Spruch:
Dem Revisionsrekurs wird Folge gegeben.
Die Entscheidung des Rekursgerichts, wird dahin abgeändert, dass der Beschluss des Erstgerichts, soweit er Änderungen des Gutsbestandes der EZ ***** GB ***** betrifft, zur neuerlichen Entscheidung nach Verfahrensergänzung durch das Erstgericht aufgehoben wird.
Die Kosten des Rechtsmittelverfahrens sind weitere Verfahrenskosten.
Text
Begründung
Das Vermessungsamt Braunau am Inn legte dem Erstgericht den Anmeldungsbogen GZ A-35/06 vom 3. 4. 2006 betreffend die Herstellung der Anlage „R*****-Straße“ vor und bestätigte zugleich, dass es sich um eine Straßenanlage handelt.
Das Erstgericht verbücherte den Anmeldungsbogen auftragsgemäß und ordnete dabei ua die Abschreibung von Trennstücken aus Grundstücken an, welche zum Gutsbestand der Liegenschaft EZ ***** GB ***** gehören. Diese Liegenschaft steht aufgrund eines Übergabsvertrags vom 13. 5. 2003 im grundbücherlichen Eigentum der Rechtsmittelwerberin Margarethe G*****.

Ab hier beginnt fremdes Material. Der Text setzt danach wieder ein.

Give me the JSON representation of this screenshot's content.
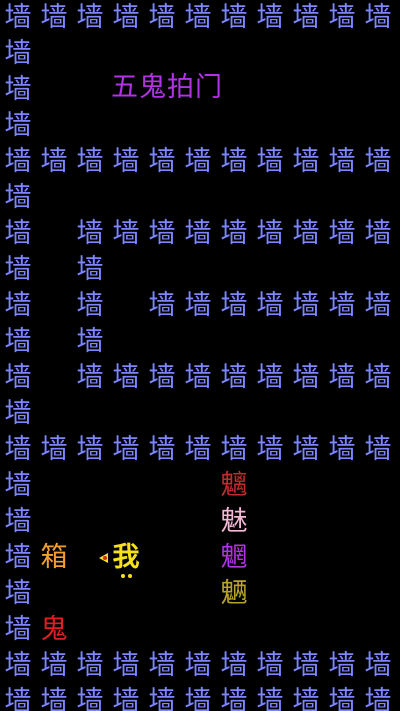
{
  "title": "五鬼拍门",
  "wall_char": "墙",
  "walls": [
    [
      0,
      0
    ],
    [
      1,
      0
    ],
    [
      2,
      0
    ],
    [
      3,
      0
    ],
    [
      4,
      0
    ],
    [
      5,
      0
    ],
    [
      6,
      0
    ],
    [
      7,
      0
    ],
    [
      8,
      0
    ],
    [
      9,
      0
    ],
    [
      10,
      0
    ],
    [
      0,
      1
    ],
    [
      0,
      2
    ],
    [
      0,
      3
    ],
    [
      0,
      4
    ],
    [
      1,
      4
    ],
    [
      2,
      4
    ],
    [
      3,
      4
    ],
    [
      4,
      4
    ],
    [
      5,
      4
    ],
    [
      6,
      4
    ],
    [
      7,
      4
    ],
    [
      8,
      4
    ],
    [
      9,
      4
    ],
    [
      10,
      4
    ],
    [
      0,
      5
    ],
    [
      0,
      6
    ],
    [
      2,
      6
    ],
    [
      3,
      6
    ],
    [
      4,
      6
    ],
    [
      5,
      6
    ],
    [
      6,
      6
    ],
    [
      7,
      6
    ],
    [
      8,
      6
    ],
    [
      9,
      6
    ],
    [
      10,
      6
    ],
    [
      0,
      7
    ],
    [
      2,
      7
    ],
    [
      0,
      8
    ],
    [
      2,
      8
    ],
    [
      4,
      8
    ],
    [
      5,
      8
    ],
    [
      6,
      8
    ],
    [
      7,
      8
    ],
    [
      8,
      8
    ],
    [
      9,
      8
    ],
    [
      10,
      8
    ],
    [
      0,
      9
    ],
    [
      2,
      9
    ],
    [
      0,
      10
    ],
    [
      2,
      10
    ],
    [
      3,
      10
    ],
    [
      4,
      10
    ],
    [
      5,
      10
    ],
    [
      6,
      10
    ],
    [
      7,
      10
    ],
    [
      8,
      10
    ],
    [
      9,
      10
    ],
    [
      10,
      10
    ],
    [
      0,
      11
    ],
    [
      0,
      12
    ],
    [
      1,
      12
    ],
    [
      2,
      12
    ],
    [
      3,
      12
    ],
    [
      4,
      12
    ],
    [
      5,
      12
    ],
    [
      6,
      12
    ],
    [
      7,
      12
    ],
    [
      8,
      12
    ],
    [
      9,
      12
    ],
    [
      10,
      12
    ],
    [
      0,
      13
    ],
    [
      0,
      14
    ],
    [
      0,
      15
    ],
    [
      0,
      16
    ],
    [
      0,
      17
    ],
    [
      0,
      18
    ],
    [
      1,
      18
    ],
    [
      2,
      18
    ],
    [
      3,
      18
    ],
    [
      4,
      18
    ],
    [
      5,
      18
    ],
    [
      6,
      18
    ],
    [
      7,
      18
    ],
    [
      8,
      18
    ],
    [
      9,
      18
    ],
    [
      10,
      18
    ],
    [
      0,
      19
    ],
    [
      1,
      19
    ],
    [
      2,
      19
    ],
    [
      3,
      19
    ],
    [
      4,
      19
    ],
    [
      5,
      19
    ],
    [
      6,
      19
    ],
    [
      7,
      19
    ],
    [
      8,
      19
    ],
    [
      9,
      19
    ],
    [
      10,
      19
    ]
  ],
  "entities": [
    {
      "name": "ghost-chi",
      "char": "魑",
      "color": "#c42b2b",
      "col": 6,
      "row": 13
    },
    {
      "name": "ghost-mei",
      "char": "魅",
      "color": "#f4b7d6",
      "col": 6,
      "row": 14
    },
    {
      "name": "ghost-wang",
      "char": "魍",
      "color": "#b233e6",
      "col": 6,
      "row": 15
    },
    {
      "name": "ghost-liang",
      "char": "魉",
      "color": "#b9a32a",
      "col": 6,
      "row": 16
    },
    {
      "name": "box",
      "char": "箱",
      "color": "#f0a030",
      "col": 1,
      "row": 15
    },
    {
      "name": "ghost-red",
      "char": "鬼",
      "color": "#e02020",
      "col": 1,
      "row": 17
    }
  ],
  "player": {
    "char": "我",
    "color": "#f6e21a",
    "col": 3,
    "row": 15
  }
}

Das Rekursgericht gab dem von dieser erhobenen Rekurs, soweit er sich gegen die Abschreibung der Trennstücke 76, 79 und 99 richtete, nicht Folge und wies ihn im Übrigen mangels Beschwer der Rechtsmittelwerberin (insoweit rechtskräftig) zurück. Das Rekursgericht bezog sich in der Sache auf die zu 5 Ob 108/06b (= NZ 2007, 120 [Hoyer, NZ 2007, 127] = JBl 2007, 526 [Holzner] = MietSlg 58.521) eingeleitete Judikaturwende in Richtung eines erweiterten Rechtsschutzes im Verfahren nach den §§ 15 ff LiegTeilG, sah aber deshalb keinen Bedarf nach Klärung der Zustimmung der Buchberechtigten zur Rechtsabtretung, weil diese von der Rekurswerberin in ihrem Rechtsmittel nicht ausdrücklich bestritten worden sei.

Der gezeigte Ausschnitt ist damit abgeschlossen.